Outside of Kentucky and New York, there aren’t many non-trade publications covering the larger stories of racing business and politics, and outside of the New York Times, almost none doing investigative work.
Vic Zast runs down the reasons for the lack of horse racing coverage in his HRI column today. All are familiar (fewer reporters, reduced resources, turf writers “captured” by sources), but that doesn’t make the problem any less an issue.
Wirth argues that racing won’t last if people aren’t exposed to the game and its stars through news stories; it also won’t last without press oversight, exposing serious issues and compelling change. Whatever the debatable flaws in Drape’s work, his reporting is necessary, and racing needs more of it.
3:15 PM Addendum: Writing on the Atlantic, Andrew Cohen reacts to the TRF story. “No matter who is at fault, no matter what happens to the TRF from here, please, someone, take care of those poor damned horses.” It seems like there should be a mechanism, some simple way to gather small sums for retirement funds — something like the Jockey Club check-off program, made mandatory. An an opt-in program, it isn’t attracting much support.
But I’m afraid the industry has won, it’s beaten me down, stolen from me the energy needed to become angry. Taking it out of the realm of feelings, it’s a sad resignation I’m experiencing. Always, resignation.
In the short eight years I’ve paid serious attention to racing, I can’t think of a time where the industry felt so adrift, or so many fans so numb.
3/20/11 Addendum: Here’s your antidote to ennui.
Joe Drape is out with a scathing story this morning in the New York Times, alleging that the Thoroughbred Retirement Foundation has had difficulty meeting its obligations to satellite farms caring for retired racehorses over the past two years, leading to cases of neglect and starvation. How deep is the mess? There’s no indication in Drape’s story that the quality of care horses get through the TRF Secretariat Center or prison farms has been compromised — and I hope that’s not because we don’t have the full story yet.

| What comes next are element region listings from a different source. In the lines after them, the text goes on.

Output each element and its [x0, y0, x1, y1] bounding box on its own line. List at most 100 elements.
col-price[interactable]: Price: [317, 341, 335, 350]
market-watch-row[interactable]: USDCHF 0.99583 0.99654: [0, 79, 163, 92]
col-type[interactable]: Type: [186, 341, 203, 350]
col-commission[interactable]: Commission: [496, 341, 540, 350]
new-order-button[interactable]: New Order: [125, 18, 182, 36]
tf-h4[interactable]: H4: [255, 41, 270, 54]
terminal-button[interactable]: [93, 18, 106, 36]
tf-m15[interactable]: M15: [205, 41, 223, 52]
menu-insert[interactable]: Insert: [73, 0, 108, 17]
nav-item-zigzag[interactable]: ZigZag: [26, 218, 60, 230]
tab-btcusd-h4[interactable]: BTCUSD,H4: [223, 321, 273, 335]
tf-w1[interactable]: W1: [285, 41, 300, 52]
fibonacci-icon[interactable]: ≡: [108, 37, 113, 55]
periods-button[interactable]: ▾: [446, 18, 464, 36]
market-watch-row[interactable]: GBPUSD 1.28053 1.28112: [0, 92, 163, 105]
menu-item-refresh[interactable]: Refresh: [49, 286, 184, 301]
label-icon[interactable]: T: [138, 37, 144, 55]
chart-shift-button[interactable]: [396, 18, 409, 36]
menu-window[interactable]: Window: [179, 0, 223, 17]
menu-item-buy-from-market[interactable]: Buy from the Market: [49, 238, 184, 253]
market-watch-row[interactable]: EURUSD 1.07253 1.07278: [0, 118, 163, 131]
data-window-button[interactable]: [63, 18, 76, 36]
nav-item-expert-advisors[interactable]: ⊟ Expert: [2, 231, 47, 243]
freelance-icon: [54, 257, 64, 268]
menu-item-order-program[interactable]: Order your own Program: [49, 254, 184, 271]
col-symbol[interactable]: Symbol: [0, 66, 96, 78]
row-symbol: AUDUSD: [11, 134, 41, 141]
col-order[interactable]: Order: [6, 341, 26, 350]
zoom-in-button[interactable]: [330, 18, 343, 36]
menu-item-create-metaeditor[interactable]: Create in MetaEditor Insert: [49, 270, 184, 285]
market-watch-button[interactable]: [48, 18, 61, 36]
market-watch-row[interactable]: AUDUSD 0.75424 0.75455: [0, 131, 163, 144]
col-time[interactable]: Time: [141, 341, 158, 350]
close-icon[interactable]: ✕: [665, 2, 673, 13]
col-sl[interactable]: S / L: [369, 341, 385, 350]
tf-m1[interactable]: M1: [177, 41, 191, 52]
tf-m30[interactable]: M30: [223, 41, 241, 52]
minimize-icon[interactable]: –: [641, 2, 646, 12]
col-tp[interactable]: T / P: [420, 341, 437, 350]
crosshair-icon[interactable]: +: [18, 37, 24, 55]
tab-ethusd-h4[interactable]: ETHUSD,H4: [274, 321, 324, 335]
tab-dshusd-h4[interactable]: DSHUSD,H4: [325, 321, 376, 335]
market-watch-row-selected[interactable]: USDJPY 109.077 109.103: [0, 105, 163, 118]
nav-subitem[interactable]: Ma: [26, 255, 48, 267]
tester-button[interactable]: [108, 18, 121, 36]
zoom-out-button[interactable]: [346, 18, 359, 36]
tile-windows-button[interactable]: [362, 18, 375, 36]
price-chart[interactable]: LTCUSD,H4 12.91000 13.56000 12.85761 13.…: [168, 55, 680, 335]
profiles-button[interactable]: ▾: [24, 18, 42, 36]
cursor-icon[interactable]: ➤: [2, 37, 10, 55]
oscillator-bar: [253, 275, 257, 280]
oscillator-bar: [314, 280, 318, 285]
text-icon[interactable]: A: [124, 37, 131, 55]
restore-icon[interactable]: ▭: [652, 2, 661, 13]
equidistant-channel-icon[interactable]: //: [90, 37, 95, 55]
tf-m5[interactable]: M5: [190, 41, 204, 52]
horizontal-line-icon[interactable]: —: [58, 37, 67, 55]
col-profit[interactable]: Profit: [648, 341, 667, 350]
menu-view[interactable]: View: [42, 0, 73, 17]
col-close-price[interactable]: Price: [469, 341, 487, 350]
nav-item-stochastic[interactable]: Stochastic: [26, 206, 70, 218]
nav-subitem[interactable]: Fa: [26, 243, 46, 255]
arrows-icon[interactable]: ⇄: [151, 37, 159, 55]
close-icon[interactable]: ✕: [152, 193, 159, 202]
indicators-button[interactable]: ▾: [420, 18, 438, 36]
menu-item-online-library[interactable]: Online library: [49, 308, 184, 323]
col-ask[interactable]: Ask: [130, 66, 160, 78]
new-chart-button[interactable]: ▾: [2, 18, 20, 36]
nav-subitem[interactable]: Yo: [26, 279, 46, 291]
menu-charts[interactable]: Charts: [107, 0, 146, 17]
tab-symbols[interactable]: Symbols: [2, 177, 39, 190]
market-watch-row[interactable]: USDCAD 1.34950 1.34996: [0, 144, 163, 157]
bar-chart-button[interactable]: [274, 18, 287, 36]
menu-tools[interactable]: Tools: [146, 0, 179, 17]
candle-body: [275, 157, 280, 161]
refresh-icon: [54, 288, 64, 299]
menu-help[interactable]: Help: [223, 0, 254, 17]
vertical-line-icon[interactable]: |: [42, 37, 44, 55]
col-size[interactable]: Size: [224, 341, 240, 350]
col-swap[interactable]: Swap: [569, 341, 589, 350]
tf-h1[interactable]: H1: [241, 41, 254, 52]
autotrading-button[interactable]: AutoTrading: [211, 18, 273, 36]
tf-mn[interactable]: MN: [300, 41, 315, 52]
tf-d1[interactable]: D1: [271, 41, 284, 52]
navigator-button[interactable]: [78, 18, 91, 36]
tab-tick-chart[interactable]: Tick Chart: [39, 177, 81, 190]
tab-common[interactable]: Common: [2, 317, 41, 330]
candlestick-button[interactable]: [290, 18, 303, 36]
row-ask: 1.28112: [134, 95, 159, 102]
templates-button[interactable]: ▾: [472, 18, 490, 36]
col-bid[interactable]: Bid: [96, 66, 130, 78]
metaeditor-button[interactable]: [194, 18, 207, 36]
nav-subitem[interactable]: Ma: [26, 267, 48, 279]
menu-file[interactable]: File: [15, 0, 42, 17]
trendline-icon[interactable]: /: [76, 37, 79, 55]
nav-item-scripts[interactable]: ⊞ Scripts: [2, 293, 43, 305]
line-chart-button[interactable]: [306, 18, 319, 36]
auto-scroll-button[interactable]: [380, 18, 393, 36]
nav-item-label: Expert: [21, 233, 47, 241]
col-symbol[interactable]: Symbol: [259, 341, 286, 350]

11:15 AM Update: TRF replies to Drape’s report on Facebook: “The TRF disputes the allegations by Joe Drape about the OK farms. They are either untrue or mis-characterized …” Further comment to come this afternoon.
12:30 PM Update: In a teleconference scheduled for 2:00 PM, TRF president George Grayson and board chairman Tom Ludt will speak to the press.
Ray Paulick is out with piece, from his perspective as a board member, that refutes the allegations in the NYT article and provides important context re: the financial turmoil that’s afflicted the organization for several years.
3/19/11 Addendum: “TRF defends itself against NYT article.” See also: “Dr. Patty Hogan responds to Drape.” I’m hesitant to say much at this point, because it’s obvious that the information out is incomplete, but what does come through re: TRF is that there’s tension with the Mellon Foundation, and re: retired racehorses is that not enough is being done (which is something that’s been known for a while). Drape’s story, which was followed up today with a report that the New York Attorney General’s Charities Bureau will review the complaints against TRF, has had one beneficial effect for TRF. “We’ve gotten a lot of money donated today, and that’s a positive thing.”
3/20/11 Addendum: The NYT reports that the veterinarian conducting the evaluations of TRF farms has been fired. “There were serious questions about her objectivity.” (But firing her raises serious questions about retaliation.) On the Paulick Report, Dr. Hogan “clarifies” the story by alleging Dr. Stacey Huntington released her findings “to the media for the purpose of creating drama” (comment #106). Dr. Huntington replies (comment #127).